Certamente você já ouviu falar em Comunicação Não Violenta (CNV). Contudo,você sabe como ela funciona na prática? O conceito foi criado lá atrás, na década de 60, pelo psicólogo norte-americano Marshall Rosenberg, como uma abordagem específica de comunicação permitindo uma conexão e compreensão maior entre as pessoas.

Como funciona?

A CNV permite a comunicabilidade com clareza e de forma mais leve. “Isso abre espaço para o diálogo e a negociação”, explica o especialista em tomada de decisões e professor da Fundação Dom Cabral, Uranio Bonoldi. Por isso, é tão importante no ambiente corporativo.

Nesse sentido, ganhando cada vez mais espaço dentro das companhias, essa metodologia evita conflitos entre os times e gera mais confiança tanto para os colaboradores, quanto para os líderes e empresários. “Dessa forma, a escuta e a fala são pensadas de maneira respeitosa para não haver ofensas, nem má interpretação, evitando mal estar e situações embaraçosas no trabalho”, comenta o especialista.

Apesar da proposta pacífica e conciliadora, essa lógica não é algo para tornar seres humanos passivos. “Não se trata de aceitar tudo, sem questionar. É uma estratégia na qual deixamos de lado nossas defesas para falar sobre necessidades e desejos. Isso não significa consentir na íntegra, mas perguntar assertivamentre”, complementa o professor.

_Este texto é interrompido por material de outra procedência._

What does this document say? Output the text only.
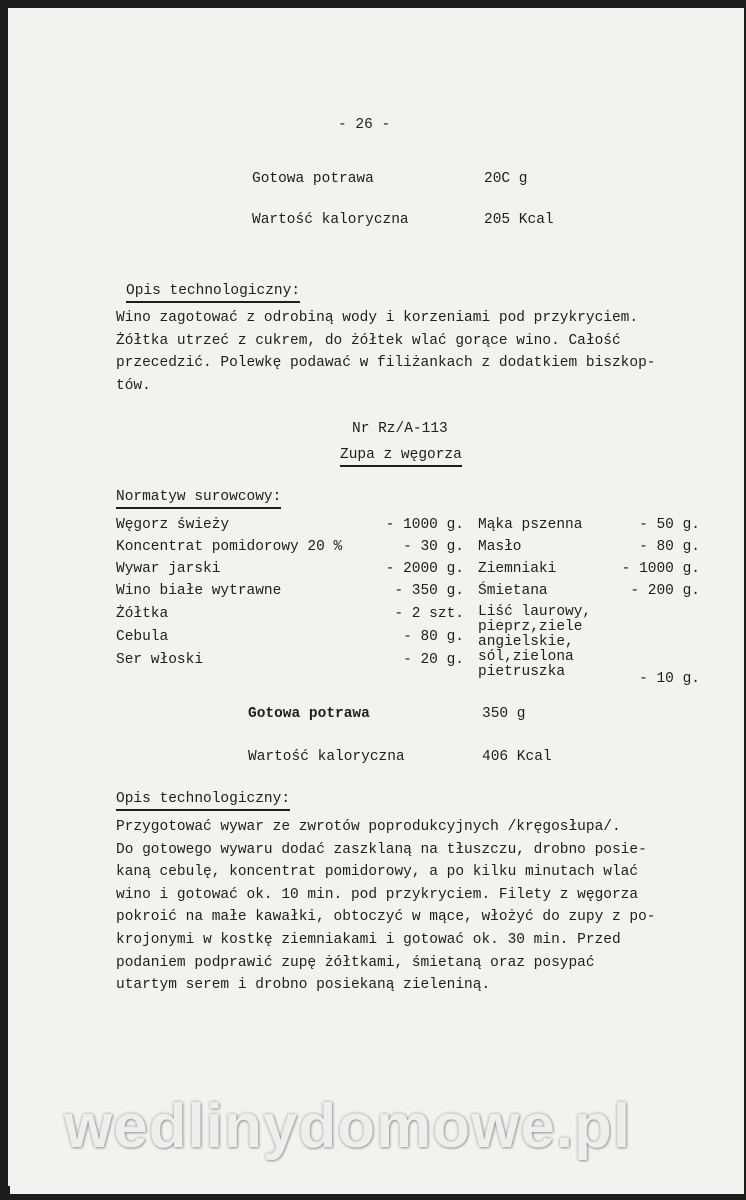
- 26 -
Gotowa potrawa	20C g
Wartość kaloryczna	205 Kcal
Opis technologiczny:
Wino zagotować z odrobiną wody i korzeniami pod przykryciem.
Żółtka utrzeć z cukrem, do żółtek wlać gorące wino. Całość
przecedzić. Polewkę podawać w filiżankach z dodatkiem biszkop-
tów.
Nr Rz/A-113
Zupa z węgorza
Normatyw surowcowy:
Węgorz świeży	- 1000 g.
Koncentrat pomidorowy 20 %	- 30 g.
Wywar jarski	- 2000 g.
Wino białe wytrawne	- 350 g.
Żółtka	- 2 szt.
Cebula	- 80 g.
Ser włoski	- 20 g.
Mąka pszenna	- 50 g.
Masło	- 80 g.
Ziemniaki	- 1000 g.
Śmietana	- 200 g.
Liść laurowy,
pieprz,ziele
angielskie,
sól,zielona
pietruszka	- 10 g.
Gotowa potrawa	350 g
Wartość kaloryczna	406 Kcal
Opis technologiczny:
Przygotować wywar ze zwrotów poprodukcyjnych /kręgosłupa/.
Do gotowego wywaru dodać zaszklaną na tłuszczu, drobno posie-
kaną cebulę, koncentrat pomidorowy, a po kilku minutach wlać
wino i gotować ok. 10 min. pod przykryciem. Filety z węgorza
pokroić na małe kawałki, obtoczyć w mące, włożyć do zupy z po-
krojonymi w kostkę ziemniakami i gotować ok. 30 min. Przed
podaniem podprawić zupę żółtkami, śmietaną oraz posypać
utartym serem i drobno posiekaną zieleniną.
wedlinydomowe.pl
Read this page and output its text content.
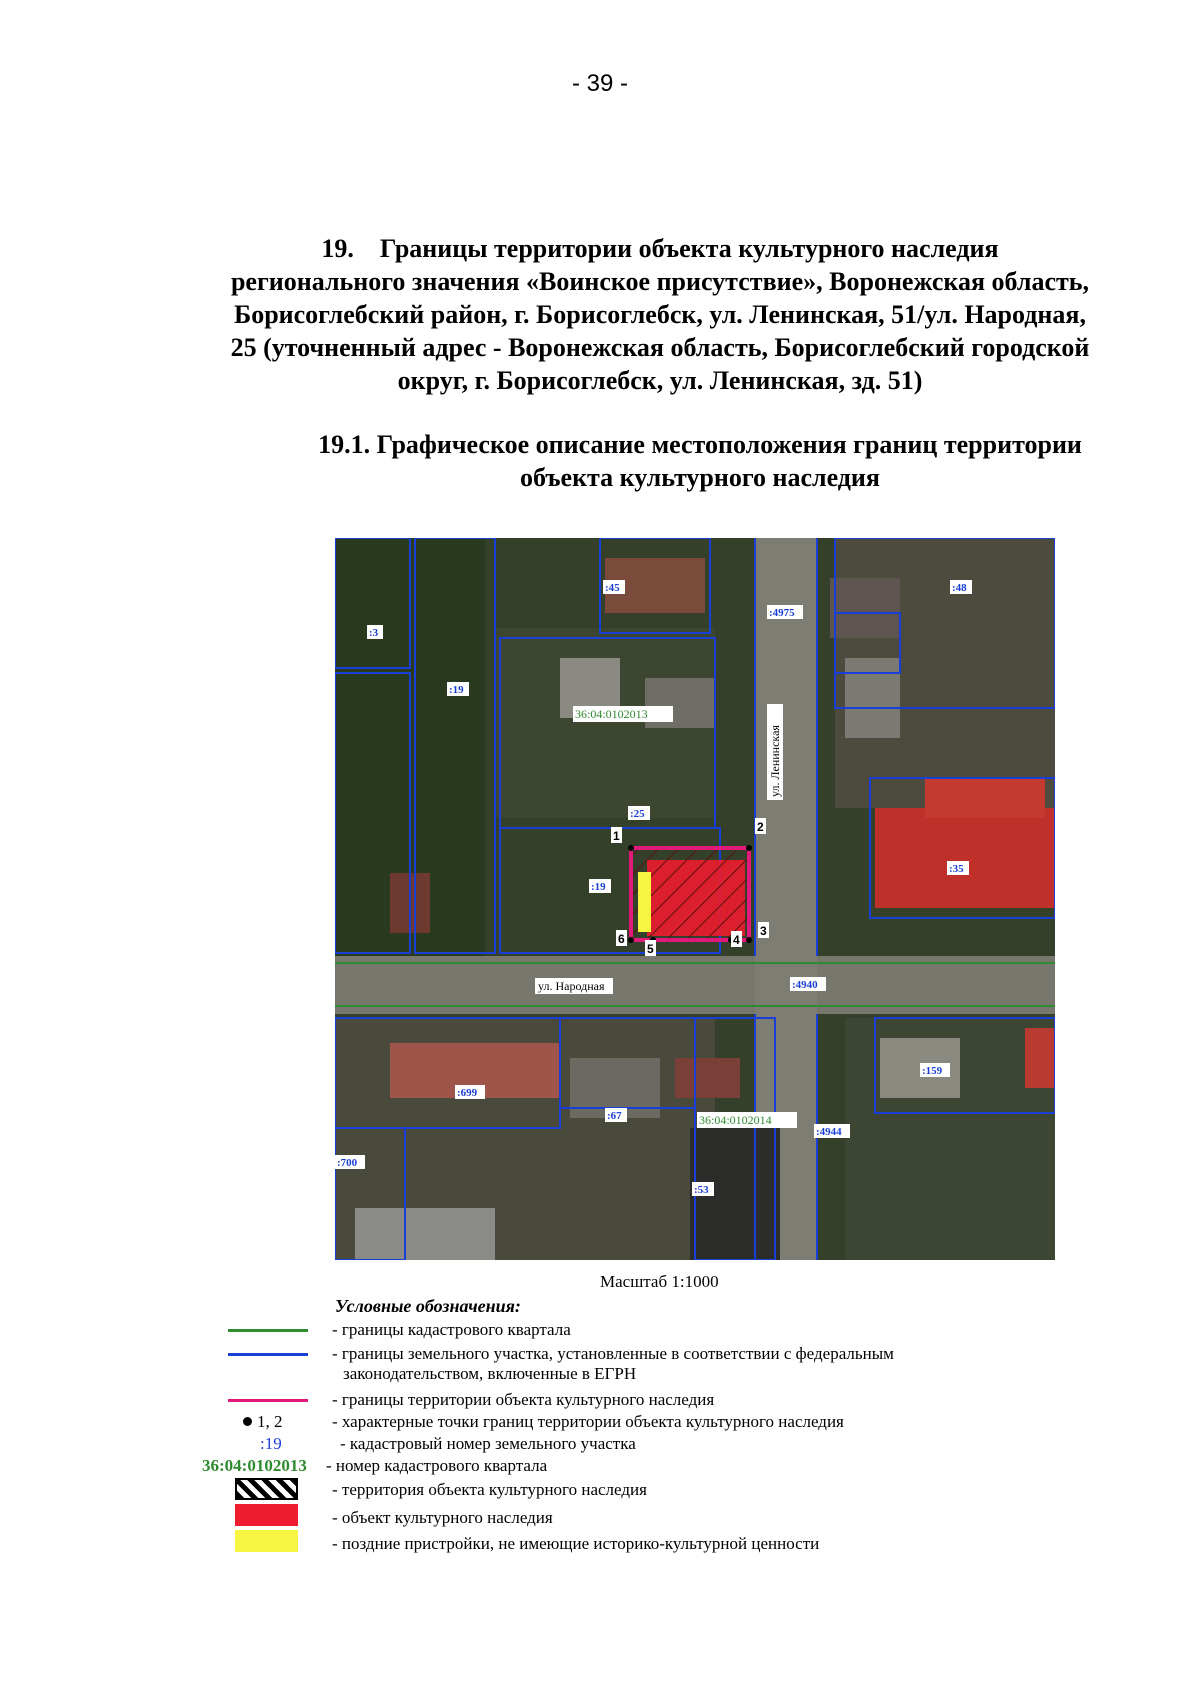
- 39 -
19. Границы территории объекта культурного наследия
регионального значения «Воинское присутствие», Воронежская область,
Борисоглебский район, г. Борисоглебск, ул. Ленинская, 51/ул. Народная,
25 (уточненный адрес - Воронежская область, Борисоглебский городской
округ, г. Борисоглебск, ул. Ленинская, зд. 51)
19.1. Графическое описание местоположения границ территории
объекта культурного наследия
1
2
3
4
5
6
:45	:48
:3
:4975
:19
:25
:35
:19
:4940
:699
:67
:159
:4944
:700
:53
36:04:0102013
36:04:0102014
ул. Народная
ул. Ленинская
Масштаб 1:1000
Условные обозначения:
- границы кадастрового квартала
- границы земельного участка, установленные в соответствии с федеральным
законодательством, включенные в ЕГРН
- границы территории объекта культурного наследия
1, 2	- характерные точки границ территории объекта культурного наследия
:19	- кадастровый номер земельного участка
36:04:0102013 - номер кадастрового квартала
- территория объекта культурного наследия
- объект культурного наследия
- поздние пристройки, не имеющие историко-культурной ценности
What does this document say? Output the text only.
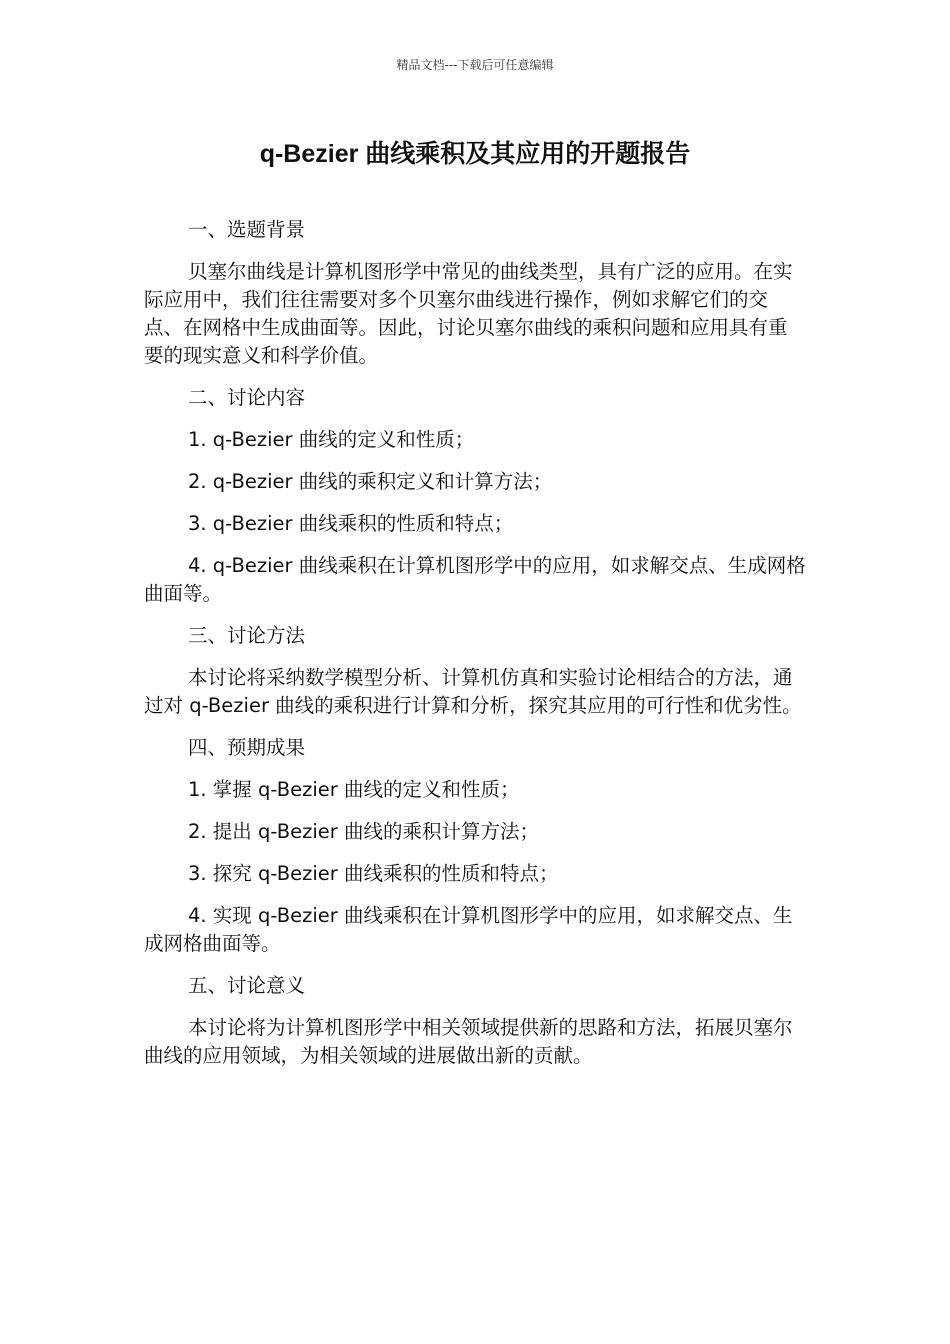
精品文档---下载后可任意编辑
q-Bezier 曲线乘积及其应用的开题报告

一、选题背景

贝塞尔曲线是计算机图形学中常见的曲线类型，具有广泛的应用。在实际应用中，我们往往需要对多个贝塞尔曲线进行操作，例如求解它们的交点、在网格中生成曲面等。因此，讨论贝塞尔曲线的乘积问题和应用具有重要的现实意义和科学价值。

二、讨论内容

1. q-Bezier 曲线的定义和性质；

2. q-Bezier 曲线的乘积定义和计算方法；

3. q-Bezier 曲线乘积的性质和特点；

4. q-Bezier 曲线乘积在计算机图形学中的应用，如求解交点、生成网格曲面等。

三、讨论方法

本讨论将采纳数学模型分析、计算机仿真和实验讨论相结合的方法，通过对 q-Bezier 曲线的乘积进行计算和分析，探究其应用的可行性和优劣性。

四、预期成果

1. 掌握 q-Bezier 曲线的定义和性质；

2. 提出 q-Bezier 曲线的乘积计算方法；

3. 探究 q-Bezier 曲线乘积的性质和特点；

4. 实现 q-Bezier 曲线乘积在计算机图形学中的应用，如求解交点、生成网格曲面等。

五、讨论意义

本讨论将为计算机图形学中相关领域提供新的思路和方法，拓展贝塞尔曲线的应用领域，为相关领域的进展做出新的贡献。
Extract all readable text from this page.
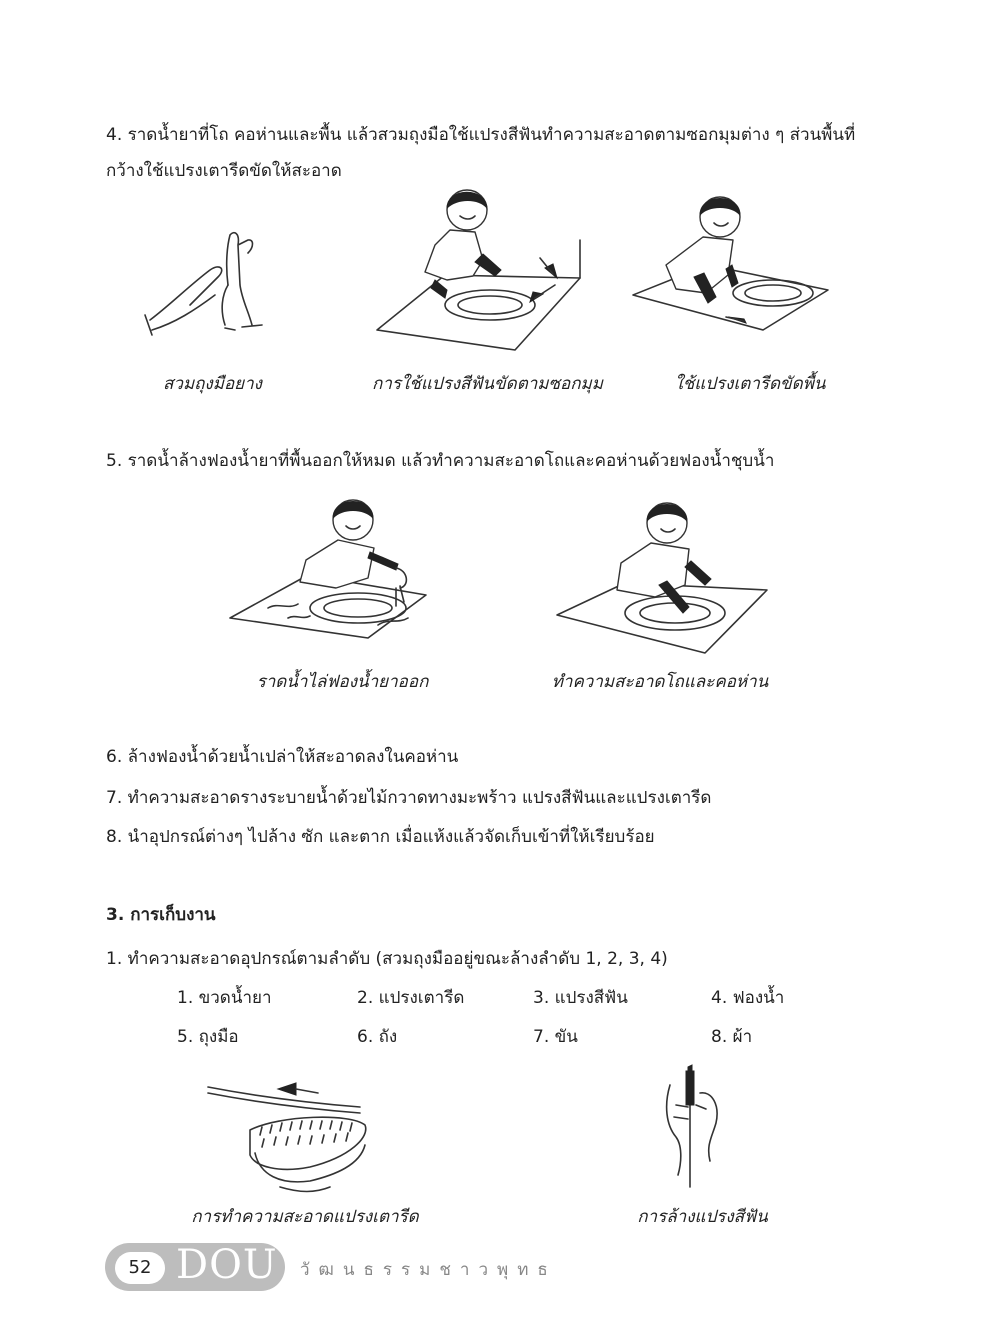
4. ราดน้ำยาที่โถ คอห่านและพื้น แล้วสวมถุงมือใช้แปรงสีฟันทำความสะอาดตามซอกมุมต่าง ๆ ส่วนพื้นที่
กว้างใช้แปรงเตารีดขัดให้สะอาด
สวมถุงมือยาง	การใช้แปรงสีฟันขัดตามซอกมุม	ใช้แปรงเตารีดขัดพื้น
5. ราดน้ำล้างฟองน้ำยาที่พื้นออกให้หมด แล้วทำความสะอาดโถและคอห่านด้วยฟองน้ำชุบน้ำ
ราดน้ำไล่ฟองน้ำยาออก	ทำความสะอาดโถและคอห่าน
6. ล้างฟองน้ำด้วยน้ำเปล่าให้สะอาดลงในคอห่าน
7. ทำความสะอาดรางระบายน้ำด้วยไม้กวาดทางมะพร้าว แปรงสีฟันและแปรงเตารีด
8. นำอุปกรณ์ต่างๆ ไปล้าง ซัก และตาก เมื่อแห้งแล้วจัดเก็บเข้าที่ให้เรียบร้อย
3. การเก็บงาน
1. ทำความสะอาดอุปกรณ์ตามลำดับ (สวมถุงมืออยู่ขณะล้างลำดับ 1, 2, 3, 4)
1. ขวดน้ำยา	2. แปรงเตารีด	3. แปรงสีฟัน	4. ฟองน้ำ
5. ถุงมือ	6. ถัง	7. ขัน	8. ผ้า
การทำความสะอาดแปรงเตารีด	การล้างแปรงสีฟัน
52 DOU วัฒนธรรมชาวพุทธ
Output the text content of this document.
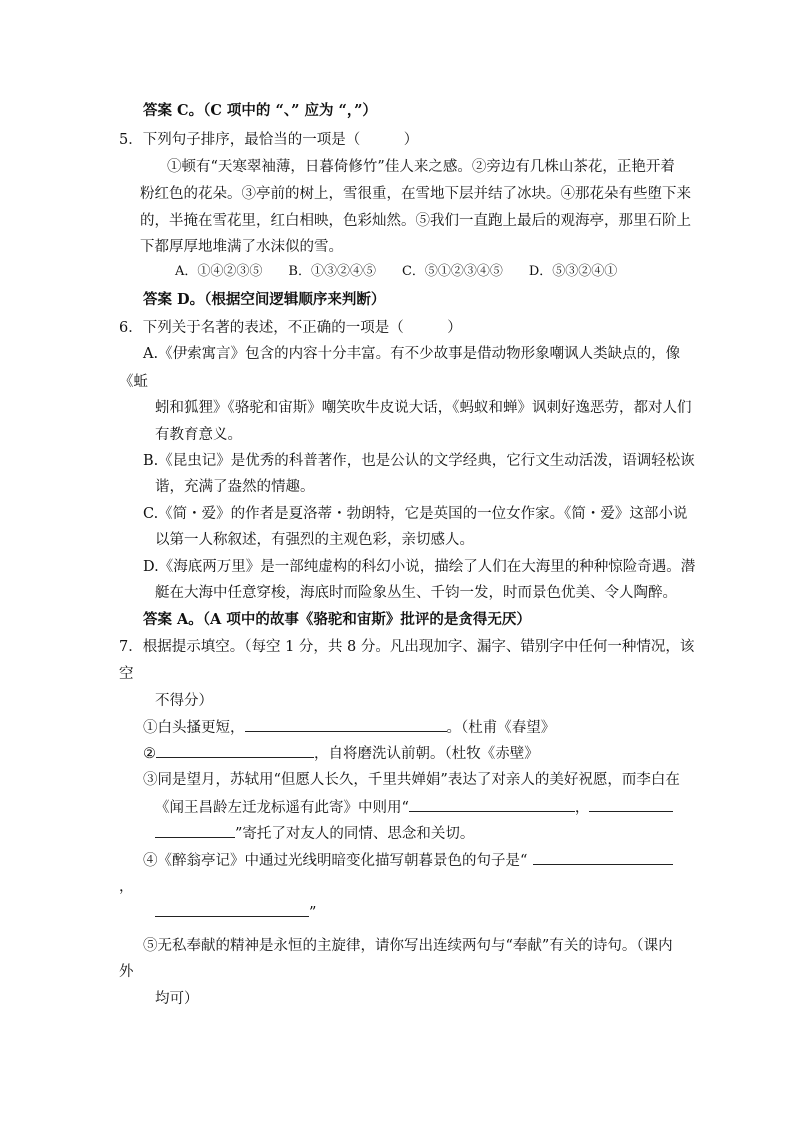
答案 C。（C 项中的 “、” 应为 “，”）
5．下列句子排序，最恰当的一项是（　　　）
①顿有“天寒翠袖薄，日暮倚修竹”佳人来之感。②旁边有几株山茶花，正艳开着
粉红色的花朵。③亭前的树上，雪很重，在雪地下层并结了冰块。④那花朵有些堕下来
的，半掩在雪花里，红白相映，色彩灿然。⑤我们一直跑上最后的观海亭，那里石阶上
下都厚厚地堆满了水沫似的雪。
A．①④②③⑤　　B．①③②④⑤　　C．⑤①②③④⑤　　D．⑤③②④①
答案 D。（根据空间逻辑顺序来判断）
6．下列关于名著的表述，不正确的一项是（　　　）
A.《伊索寓言》包含的内容十分丰富。有不少故事是借动物形象嘲讽人类缺点的，像
《蚯
蚓和狐狸》《骆驼和宙斯》嘲笑吹牛皮说大话，《蚂蚁和蝉》讽刺好逸恶劳，都对人们
有教育意义。
B.《昆虫记》是优秀的科普著作，也是公认的文学经典，它行文生动活泼，语调轻松诙
谐，充满了盎然的情趣。
C.《简・爱》的作者是夏洛蒂・勃朗特，它是英国的一位女作家。《简・爱》这部小说
以第一人称叙述，有强烈的主观色彩，亲切感人。
D.《海底两万里》是一部纯虚构的科幻小说，描绘了人们在大海里的种种惊险奇遇。潜
艇在大海中任意穿梭，海底时而险象丛生、千钧一发，时而景色优美、令人陶醉。
答案 A。（A 项中的故事《骆驼和宙斯》批评的是贪得无厌）
7．根据提示填空。（每空 1 分，共 8 分。凡出现加字、漏字、错别字中任何一种情况，该
空
不得分）
①白头搔更短，	。（杜甫《春望》
②	，自将磨洗认前朝。（杜牧《赤壁》
③同是望月，苏轼用“但愿人长久，千里共婵娟”表达了对亲人的美好祝愿，而李白在
《闻王昌龄左迁龙标遥有此寄》中则用“	，
”寄托了对友人的同情、思念和关切。
④《醉翁亭记》中通过光线明暗变化描写朝暮景色的句子是“
，
”
⑤无私奉献的精神是永恒的主旋律，请你写出连续两句与“奉献”有关的诗句。（课内
外
均可）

Como aplicá-la no dia a dia?

 

Essa estrutura possui quatro componentes: observação, sentimento, necessidade e pedido. Bonoldi explica cada uma delas. Veja:

  • Observar é o primeiro passo para conseguir entender a situação. Nesse momento, deixe de lado os julgamentos e as interpretações pessoais;
  • Mapeie os sentimentos provocados pela situação, tais como a raiva ou tristeza. Ao nomear, compreende-se a sua responsabilidade e não do outro;
  • Sobre a necessidade atente-se em quais requerimentos essas emoções despertaram em você;
  • Por último, vem o pedido: o que as pessoas podem fazer para ajudar a atender tais carências? O que você precisa do outro?

Segundo pesquisa do The Institute of Internal Communication (IoIC), apesar dos desafios apresentados pelo vírus, os comunicadores internos estão confiantes no aumento da presença nas demandas táticas e na melhora da reputação das instituições. Inclusive, enquanto esses profissionais costumavam ser vistos como um simples apoio a outras áreas, os CEOs agora os entendem como parceiros, os quais têm um papel proativo na continuidade dos negócios.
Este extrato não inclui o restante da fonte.